Une stratégie globale d’exploitation

Les pieds dans la gadoue, parce qu’il a plu pendant plusieurs jours, à relever les bâches dans le froid avec des mains qui se transforment en glaçon pour récupérer la paille ou le foin dont les animaux ont besoin ; cette même paille ou ce foin qu’il perdait aussi parce que trop humide pour être mangé par les animaux... Christophe Gay en avait assez. À coup sûr, il avait besoin d’un bâtiment de stockage supplémentaire sur son exploitation de bovins blondes d’Aquitaine et veaux sous la mère, située à la limite de Lisle et Tocane-Saint-Âpre. Certes, mais quel bâtiment et comment le financer ?

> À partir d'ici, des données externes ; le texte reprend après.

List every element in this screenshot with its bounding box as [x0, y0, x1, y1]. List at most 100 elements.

« Si on envisage le photovoltaïque, les premières questions à se poser sont : où est le transformateur ? Quelle est sa puissance ? »,   dit en préambule Christophe Gay. Si ce transfo est trop loin, il faut tout de suite passer à autre chose. L’éleveur de Tocane s’était déjà interrogé sur la faisabilité d’un bâtiment photovoltaïque au moment où il a construit sa stabulation en 2007. À l’époque, il ne trouvait pas le système satisfaisant. Malgré tout, sachant qu’il lui faudrait un jour ou l’autre un lieu de stockage, il terrasse et remblaie une surface propre à recevoir un bâtiment.

Ce qui va engager Christophe Gay à aller plus loin, il y a trois ans, c’est justement l’installation d’un transformateur au coin de sa parcelle. Dès lors, l’éleveur a plusieurs solutions pour choisir le photovoltaïque. Mais, en premier lieu, il dessine son bâtiment, ce qu’il veut et ce qui correspond à son besoin professionnel : le stockage de foin et de paille et la possibilité de circuler autour, tout en se gardant l’option de le faire évoluer en fonction des nécessités. De fait, le bâtiment fait 42 m x 6 m (plus 4 m de bi-pente), avec un entre-fermes de 6 m, et est bardé sur trois côtés.

Si des investisseurs sont prêts à vous construire un bâtiment quasi pour rien, c’est que le photovoltaïque doit valoir le coup ? Fort de cette réflexion, Christophe Gay a choisi d’investir lui-même dans son bâtiment plutôt que de le déléguer, de quelque manière que ce soit, à quelqu’un d’autre. Surtout, il a réfléchi cet investissement conséquent dans une stratégie globale de l’entreprise. « Ça a été compliqué », reconnaît l’éleveur. Mais sans regret.

Pour cause : deux ans et demi après sa mise en service, l’installation photovoltaïque s’avère tout à fait conforme aux prévisions. En clair, Christophe Gay a investi 185 000 €, totalement empruntés sur 15 ans. La production et le rachat de l’électricité, en moyenne aux alentours de 13 000 €/an, couvrent l’ensemble des annuités. De plus, une fois branché, le système nécessite peu de temps : « Je fais faire un nettoyage des panneaux par an et je relève les compteurs deux fois par an, que je renseigne sur le site d’Enedis et je suis payé un mois après », se réjouit Christophe Gay. Les quatre onduleurs sont reliés à une base qui lui permet d’être prévenu en cas de soucis.

Éclairés par cette expérience, l’agriculteur et son fils, en passe de s’installer, réfléchissent à un bâtiment photovoltaïque pour les animaux, qui « permette de supporter l’investissement bâtiment en pesant moins sur la productivité de l’élevage ».